Sugar campaigners highlight cheap ‘sharing packs’ of confectionary
CAMPAIGNERS HAVE called for a 20 per cent sales tax on confectionery as well as a complete ban on price promotions in response to retailers making larger ‘sharing packs’ better value than smaller sizes.
Action on Sugar (AoS) said some chocolate confectionery sharing bags contained 29 teaspoons of sugar – four times an adult’s maximum daily sugar intake.
However, more than one in five adults eat the sharing bags alone, in one go, with the figure rising to 35 per cent among 16 to 24-yearolds, a survey for AoS found.
Confectionery consumption is the second-highest contributor to sugar intake in children after soft drinks.
AoS said the removal of price promotions on high-sugar products could cut almost two teaspoons or 7g of sugar on average from every individual’s diet per day.
At the time of its survey in December and this month, AoS found supermarket chains Tesco, Asda, Sainsbury’s, Morrisons, Co-op and Waitrose were all offering price promotions on some sharing bags, selling them for as little as £1 and making them comparatively better value for money than smaller pack sizes.

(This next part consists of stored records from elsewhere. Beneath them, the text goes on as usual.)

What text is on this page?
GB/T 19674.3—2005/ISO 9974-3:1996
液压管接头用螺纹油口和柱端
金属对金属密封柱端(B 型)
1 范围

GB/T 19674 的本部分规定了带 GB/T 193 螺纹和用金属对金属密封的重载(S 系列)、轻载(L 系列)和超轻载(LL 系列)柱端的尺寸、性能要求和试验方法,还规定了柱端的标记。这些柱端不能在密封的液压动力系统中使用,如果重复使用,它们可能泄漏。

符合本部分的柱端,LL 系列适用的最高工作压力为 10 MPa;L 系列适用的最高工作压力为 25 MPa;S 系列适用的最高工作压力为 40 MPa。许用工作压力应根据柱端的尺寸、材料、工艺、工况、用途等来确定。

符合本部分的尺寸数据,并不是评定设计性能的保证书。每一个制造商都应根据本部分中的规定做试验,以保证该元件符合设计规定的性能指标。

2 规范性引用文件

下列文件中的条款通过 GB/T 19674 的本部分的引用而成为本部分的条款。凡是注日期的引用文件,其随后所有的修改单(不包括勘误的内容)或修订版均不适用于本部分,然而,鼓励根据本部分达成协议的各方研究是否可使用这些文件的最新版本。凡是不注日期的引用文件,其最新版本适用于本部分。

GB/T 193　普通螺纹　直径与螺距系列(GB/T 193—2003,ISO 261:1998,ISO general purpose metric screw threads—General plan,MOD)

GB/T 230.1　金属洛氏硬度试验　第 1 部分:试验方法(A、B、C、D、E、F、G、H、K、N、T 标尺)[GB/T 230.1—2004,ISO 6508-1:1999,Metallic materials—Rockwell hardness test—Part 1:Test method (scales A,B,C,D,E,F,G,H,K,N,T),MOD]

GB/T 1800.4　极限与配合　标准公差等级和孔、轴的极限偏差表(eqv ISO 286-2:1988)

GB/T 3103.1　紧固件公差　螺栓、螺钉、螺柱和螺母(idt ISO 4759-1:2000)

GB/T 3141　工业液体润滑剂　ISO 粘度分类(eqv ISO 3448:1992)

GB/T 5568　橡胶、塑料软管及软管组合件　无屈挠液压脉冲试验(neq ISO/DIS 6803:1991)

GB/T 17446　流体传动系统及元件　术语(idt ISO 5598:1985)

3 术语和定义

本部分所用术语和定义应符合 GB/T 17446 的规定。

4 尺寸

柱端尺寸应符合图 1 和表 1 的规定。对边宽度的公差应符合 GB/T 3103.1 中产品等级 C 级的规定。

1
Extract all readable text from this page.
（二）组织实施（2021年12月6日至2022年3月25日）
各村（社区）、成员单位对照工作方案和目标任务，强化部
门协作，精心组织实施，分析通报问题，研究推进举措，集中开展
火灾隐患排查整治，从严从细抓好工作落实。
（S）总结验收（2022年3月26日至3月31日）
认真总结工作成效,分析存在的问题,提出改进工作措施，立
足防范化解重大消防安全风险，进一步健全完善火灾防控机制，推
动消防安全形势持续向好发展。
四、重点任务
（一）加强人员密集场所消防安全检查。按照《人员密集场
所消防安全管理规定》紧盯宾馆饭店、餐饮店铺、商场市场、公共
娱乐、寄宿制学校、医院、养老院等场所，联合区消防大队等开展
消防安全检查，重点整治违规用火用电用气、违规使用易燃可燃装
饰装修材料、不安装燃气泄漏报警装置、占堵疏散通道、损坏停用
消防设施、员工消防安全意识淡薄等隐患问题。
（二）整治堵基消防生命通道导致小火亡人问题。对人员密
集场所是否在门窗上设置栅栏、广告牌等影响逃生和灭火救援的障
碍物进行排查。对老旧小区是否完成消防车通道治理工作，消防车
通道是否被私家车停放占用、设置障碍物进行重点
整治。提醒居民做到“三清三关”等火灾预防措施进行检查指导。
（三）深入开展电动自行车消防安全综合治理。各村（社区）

The campaign group is calling on the Government to “immediately revise and strengthen” its childhood obesity plan.
AoS chairman and professor of cardiovascular medicine at Queen Mary University of London Graham MacGregor said: “It is shocking that food companies are being allowed to exploit consumers by manipulating them into purchasing larger-size bags of chocolate confectionery on the cheap.
“Theresa May is letting companies get away with this.”